Reddit, the user-run social media/news website, regularly hosts “IAmA” sessions (Q&A discussions beginning with “I am a ______. Ask me anything.”) Politicians, actors, activists, journalists, athletes, and professionals of all sorts host the sessions to connect with a broad audience and answer user-contributed questions. Often, techies get involved to talk about trends in security, consumer products, and innovations.
Last week, Jennifer Valentino-DeVries, a reporter at The Wall Street Journal, hosted such an IAmA. Ms. Valentino-DeVries is most famous for co-authoring the Journal’s award-winning series on digital privacy, “What They Know.” She took the opportunity to answer questions and provide information regarding data surveillance, the intelligence community, and privacy in the United States.
In the IAmA, Ms. Valentino-DeVries elaborates on several important technology trends. She writes, “Metadata can provide a very clear picture of your life … [and] the government is able to access or take much of this information.” The journalist speaks about the balance between privacy and fighting against terrorism, the importance of judges and lawmakers understanding the technology they use and affect, legal justifications for collecting metadata, the diversity of responses to data collection across different generations, the extent to which an individual’s location can be monitored, and the growth of databrokers. She also advocates for increasing transparency in the intelligence community, encrypting personal communications and digital information, and contacting elected officials to protest privacy intrusions.
The “Ask Me Anything” session demonstrates several current realities of the American public’s understanding of technology.
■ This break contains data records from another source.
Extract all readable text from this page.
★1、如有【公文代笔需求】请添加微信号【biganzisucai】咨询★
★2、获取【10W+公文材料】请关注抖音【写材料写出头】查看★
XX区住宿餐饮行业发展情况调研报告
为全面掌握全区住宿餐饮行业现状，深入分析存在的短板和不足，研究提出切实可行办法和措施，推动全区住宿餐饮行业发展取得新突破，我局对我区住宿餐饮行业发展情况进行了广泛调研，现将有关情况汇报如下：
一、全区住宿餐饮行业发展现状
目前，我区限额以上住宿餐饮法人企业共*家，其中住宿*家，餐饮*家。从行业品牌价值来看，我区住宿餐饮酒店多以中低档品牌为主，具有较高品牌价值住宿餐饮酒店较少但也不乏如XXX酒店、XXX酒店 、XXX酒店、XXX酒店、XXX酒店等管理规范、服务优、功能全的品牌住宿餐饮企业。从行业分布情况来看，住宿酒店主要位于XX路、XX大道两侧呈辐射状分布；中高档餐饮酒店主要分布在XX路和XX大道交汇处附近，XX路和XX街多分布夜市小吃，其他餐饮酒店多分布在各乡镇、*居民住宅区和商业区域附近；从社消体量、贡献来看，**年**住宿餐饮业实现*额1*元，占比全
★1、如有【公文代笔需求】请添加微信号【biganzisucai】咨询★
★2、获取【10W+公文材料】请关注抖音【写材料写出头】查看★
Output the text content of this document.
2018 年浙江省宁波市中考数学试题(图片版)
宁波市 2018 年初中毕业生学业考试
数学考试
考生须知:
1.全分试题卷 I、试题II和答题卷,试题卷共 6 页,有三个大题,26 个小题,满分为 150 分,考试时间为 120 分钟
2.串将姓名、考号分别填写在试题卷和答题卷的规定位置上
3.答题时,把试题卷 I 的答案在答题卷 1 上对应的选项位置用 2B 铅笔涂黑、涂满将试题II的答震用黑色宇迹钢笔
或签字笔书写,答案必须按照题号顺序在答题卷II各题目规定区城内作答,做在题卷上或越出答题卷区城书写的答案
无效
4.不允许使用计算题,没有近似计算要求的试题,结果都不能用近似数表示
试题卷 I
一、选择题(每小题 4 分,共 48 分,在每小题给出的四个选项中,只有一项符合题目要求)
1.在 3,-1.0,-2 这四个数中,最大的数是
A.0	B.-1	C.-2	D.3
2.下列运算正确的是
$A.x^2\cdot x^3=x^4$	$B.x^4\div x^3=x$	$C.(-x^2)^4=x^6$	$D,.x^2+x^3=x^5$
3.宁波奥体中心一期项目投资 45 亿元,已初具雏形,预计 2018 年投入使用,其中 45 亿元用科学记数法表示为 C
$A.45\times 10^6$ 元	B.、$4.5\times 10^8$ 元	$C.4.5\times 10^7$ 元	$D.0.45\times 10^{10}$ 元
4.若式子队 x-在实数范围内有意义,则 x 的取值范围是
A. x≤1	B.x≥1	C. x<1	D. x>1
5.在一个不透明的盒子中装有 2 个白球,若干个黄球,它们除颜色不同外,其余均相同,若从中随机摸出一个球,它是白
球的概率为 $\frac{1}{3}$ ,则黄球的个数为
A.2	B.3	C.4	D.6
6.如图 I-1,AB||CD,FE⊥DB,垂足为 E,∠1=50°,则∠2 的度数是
While some Americans work to remain informed of governmental data surveillance and its impact on privacy, others have remained relatively ignorant of metadata collection and its implications. Further, Ms. Valentino-DeVries’s repeated advocacy for increased transparency and awareness reflects the tendency of many journalists to resist the intelligence community’s collection of metadata and to argue for more transparency and privacy. Finally, Ms. Valentino-Devries’ honest admissions that she doesn’t have many answers demonstrate the fact that even the most informed citizens do not know many specifics regarding data surveillance.